Vittoria. Sì, il signor Ferdinando è stato a pranzo da noi. Il signor Guglielmo si compiace poco di favorirmi, ed io, per non venir sola, ho profittato della compagnia del signor Ferdinando.

Giacinta. E che vuol dire ch’ei vi ha lasciata sola col signor Guglielmo?

Guglielmo. Egli è venuto fino alla porta di questa camera.

Vittoria. Ella parla con me, e volete risponder voi? (a Guglielmo) E che importa alla signora Giacinta che sia venuto o non sia venuto il signor Ferdinando?
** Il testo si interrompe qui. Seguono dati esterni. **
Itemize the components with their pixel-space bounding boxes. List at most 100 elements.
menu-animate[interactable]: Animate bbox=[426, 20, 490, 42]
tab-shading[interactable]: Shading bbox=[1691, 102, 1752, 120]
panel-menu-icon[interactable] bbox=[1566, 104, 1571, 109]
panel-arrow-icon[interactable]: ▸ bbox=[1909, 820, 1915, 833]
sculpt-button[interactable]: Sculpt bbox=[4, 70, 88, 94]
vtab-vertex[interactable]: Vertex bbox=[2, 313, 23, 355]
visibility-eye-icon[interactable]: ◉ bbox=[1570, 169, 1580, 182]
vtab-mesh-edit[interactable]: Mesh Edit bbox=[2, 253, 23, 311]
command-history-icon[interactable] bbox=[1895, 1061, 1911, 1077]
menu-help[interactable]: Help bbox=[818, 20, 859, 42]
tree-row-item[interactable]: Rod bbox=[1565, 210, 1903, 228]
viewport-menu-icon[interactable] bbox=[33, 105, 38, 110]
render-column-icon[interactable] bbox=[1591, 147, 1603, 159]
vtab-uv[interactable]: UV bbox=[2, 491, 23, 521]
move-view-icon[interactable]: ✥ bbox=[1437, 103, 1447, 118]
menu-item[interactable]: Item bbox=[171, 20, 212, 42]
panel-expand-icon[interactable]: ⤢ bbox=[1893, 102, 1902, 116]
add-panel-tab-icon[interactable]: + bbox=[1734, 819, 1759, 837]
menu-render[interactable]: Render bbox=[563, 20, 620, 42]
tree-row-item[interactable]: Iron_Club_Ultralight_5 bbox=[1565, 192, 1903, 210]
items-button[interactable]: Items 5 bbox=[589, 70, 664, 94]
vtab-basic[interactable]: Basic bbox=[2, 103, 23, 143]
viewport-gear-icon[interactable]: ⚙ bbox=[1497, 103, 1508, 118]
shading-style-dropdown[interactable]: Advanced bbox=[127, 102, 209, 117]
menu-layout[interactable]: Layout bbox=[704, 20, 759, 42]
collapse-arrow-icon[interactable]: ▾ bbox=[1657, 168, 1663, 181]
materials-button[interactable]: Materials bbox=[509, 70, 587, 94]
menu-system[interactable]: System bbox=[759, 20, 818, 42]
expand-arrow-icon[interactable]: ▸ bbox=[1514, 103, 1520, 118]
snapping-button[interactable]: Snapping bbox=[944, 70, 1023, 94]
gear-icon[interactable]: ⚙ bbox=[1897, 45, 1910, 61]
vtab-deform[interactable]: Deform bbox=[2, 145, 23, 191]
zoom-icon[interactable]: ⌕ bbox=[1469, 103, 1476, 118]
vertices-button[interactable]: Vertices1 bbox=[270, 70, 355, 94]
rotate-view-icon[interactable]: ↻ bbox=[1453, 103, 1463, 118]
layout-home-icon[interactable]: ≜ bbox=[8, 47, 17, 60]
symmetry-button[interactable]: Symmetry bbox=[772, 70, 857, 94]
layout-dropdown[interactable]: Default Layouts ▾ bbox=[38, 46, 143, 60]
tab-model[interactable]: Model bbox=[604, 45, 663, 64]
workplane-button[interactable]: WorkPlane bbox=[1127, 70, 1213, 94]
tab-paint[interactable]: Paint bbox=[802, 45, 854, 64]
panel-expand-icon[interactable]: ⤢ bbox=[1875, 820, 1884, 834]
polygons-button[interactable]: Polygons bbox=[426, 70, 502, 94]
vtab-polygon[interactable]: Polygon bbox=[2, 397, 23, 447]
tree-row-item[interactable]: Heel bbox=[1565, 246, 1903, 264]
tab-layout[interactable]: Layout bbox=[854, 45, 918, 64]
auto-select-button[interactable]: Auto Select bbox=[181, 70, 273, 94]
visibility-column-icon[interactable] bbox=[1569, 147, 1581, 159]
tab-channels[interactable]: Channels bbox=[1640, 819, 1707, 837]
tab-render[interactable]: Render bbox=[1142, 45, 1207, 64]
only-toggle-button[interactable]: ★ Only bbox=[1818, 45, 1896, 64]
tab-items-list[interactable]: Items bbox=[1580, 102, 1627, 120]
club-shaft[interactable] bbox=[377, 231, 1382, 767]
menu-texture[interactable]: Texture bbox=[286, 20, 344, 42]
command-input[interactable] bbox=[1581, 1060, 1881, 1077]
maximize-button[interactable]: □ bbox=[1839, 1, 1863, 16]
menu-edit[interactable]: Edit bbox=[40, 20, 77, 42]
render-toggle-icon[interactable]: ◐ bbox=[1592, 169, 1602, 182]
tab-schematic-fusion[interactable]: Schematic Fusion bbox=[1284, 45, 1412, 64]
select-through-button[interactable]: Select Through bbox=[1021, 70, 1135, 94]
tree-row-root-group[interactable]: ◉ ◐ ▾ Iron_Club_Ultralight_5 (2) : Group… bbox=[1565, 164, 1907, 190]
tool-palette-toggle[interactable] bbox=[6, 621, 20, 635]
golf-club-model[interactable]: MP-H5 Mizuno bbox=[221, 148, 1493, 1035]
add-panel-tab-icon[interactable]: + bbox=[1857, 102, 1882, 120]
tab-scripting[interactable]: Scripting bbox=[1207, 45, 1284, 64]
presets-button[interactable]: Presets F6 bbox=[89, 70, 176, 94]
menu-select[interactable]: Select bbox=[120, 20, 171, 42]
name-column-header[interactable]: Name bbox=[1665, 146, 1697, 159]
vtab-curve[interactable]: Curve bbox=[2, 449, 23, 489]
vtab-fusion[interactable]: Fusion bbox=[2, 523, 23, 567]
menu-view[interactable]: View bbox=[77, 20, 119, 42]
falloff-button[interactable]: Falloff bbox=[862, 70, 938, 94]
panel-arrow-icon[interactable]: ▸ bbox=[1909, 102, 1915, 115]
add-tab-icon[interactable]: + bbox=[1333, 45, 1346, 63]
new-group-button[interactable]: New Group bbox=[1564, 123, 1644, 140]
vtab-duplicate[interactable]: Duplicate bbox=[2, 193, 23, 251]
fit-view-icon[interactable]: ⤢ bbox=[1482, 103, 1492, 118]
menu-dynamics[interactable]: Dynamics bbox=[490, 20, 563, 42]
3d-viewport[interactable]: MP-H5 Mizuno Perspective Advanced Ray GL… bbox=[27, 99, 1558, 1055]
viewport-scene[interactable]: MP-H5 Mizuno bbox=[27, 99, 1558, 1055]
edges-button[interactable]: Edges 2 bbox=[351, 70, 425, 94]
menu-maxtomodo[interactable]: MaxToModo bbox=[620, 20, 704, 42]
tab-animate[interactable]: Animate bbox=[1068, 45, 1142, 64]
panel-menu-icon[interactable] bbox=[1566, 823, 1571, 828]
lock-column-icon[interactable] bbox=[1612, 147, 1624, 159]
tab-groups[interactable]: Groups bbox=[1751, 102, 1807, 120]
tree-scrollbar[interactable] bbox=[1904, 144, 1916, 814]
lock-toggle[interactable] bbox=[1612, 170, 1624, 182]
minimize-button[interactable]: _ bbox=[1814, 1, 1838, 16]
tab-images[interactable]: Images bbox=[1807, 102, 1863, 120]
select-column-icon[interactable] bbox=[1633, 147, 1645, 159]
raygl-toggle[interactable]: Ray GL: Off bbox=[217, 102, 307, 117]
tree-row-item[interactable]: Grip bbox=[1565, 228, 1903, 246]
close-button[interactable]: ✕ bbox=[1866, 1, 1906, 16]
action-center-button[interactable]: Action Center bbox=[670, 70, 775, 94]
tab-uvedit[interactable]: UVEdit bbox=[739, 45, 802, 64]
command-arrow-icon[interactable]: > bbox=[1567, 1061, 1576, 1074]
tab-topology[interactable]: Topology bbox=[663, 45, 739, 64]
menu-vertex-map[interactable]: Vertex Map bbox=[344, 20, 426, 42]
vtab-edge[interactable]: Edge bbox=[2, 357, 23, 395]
Giacinta. M’importa, perchè queste signore hanno da presentargli una lettera della signora Sabina.

Rosina. Sì, certo. Eccola qui; e gliela devo dare in mano propria.

Costanza. Anch’io, stando qui, l’ho veduto in sala: non so dove si sia trattenuto.

Rosina. Sarà in casa; sarà in qualche camera. Io non lo vado a cercare sicuramente.

Costanza. (Non vorrei che si divertisse a far parlare quello stolido di Tognino).

Guglielmo. La signora Sabina scrive adunque una lettera al signor Ferdinando?

Rosina. Sì, signore, e l’ha consegnata a me.

Guglielmo. Sarà giusto che il signor Ferdinando risponda.

Rosina. Risponderà, se avrà volontà di rispondere.

Guglielmo. Vuole la convenienza, che quando si riceve una lettera, si risponda. (guardando Giacinta)

Giacinta. Bisogna vedere se la lettera merita una risposta.

Guglielmo. Qualunque lettera costringe le persone civili a rispondere; molto più se è una lettera onesta, scritta con sincerità e con amore.

Giacinta. L’amore non è lecito in tutti, e l’onestà si confonde talvolta coll’interesse.

Vittoria. Per quel ch’io sento, il signor Guglielmo e la signora Giacinta sono bene informati del contenuto di quella lettera.

Guglielmo. A tutti è nota la passione della signora Sabina.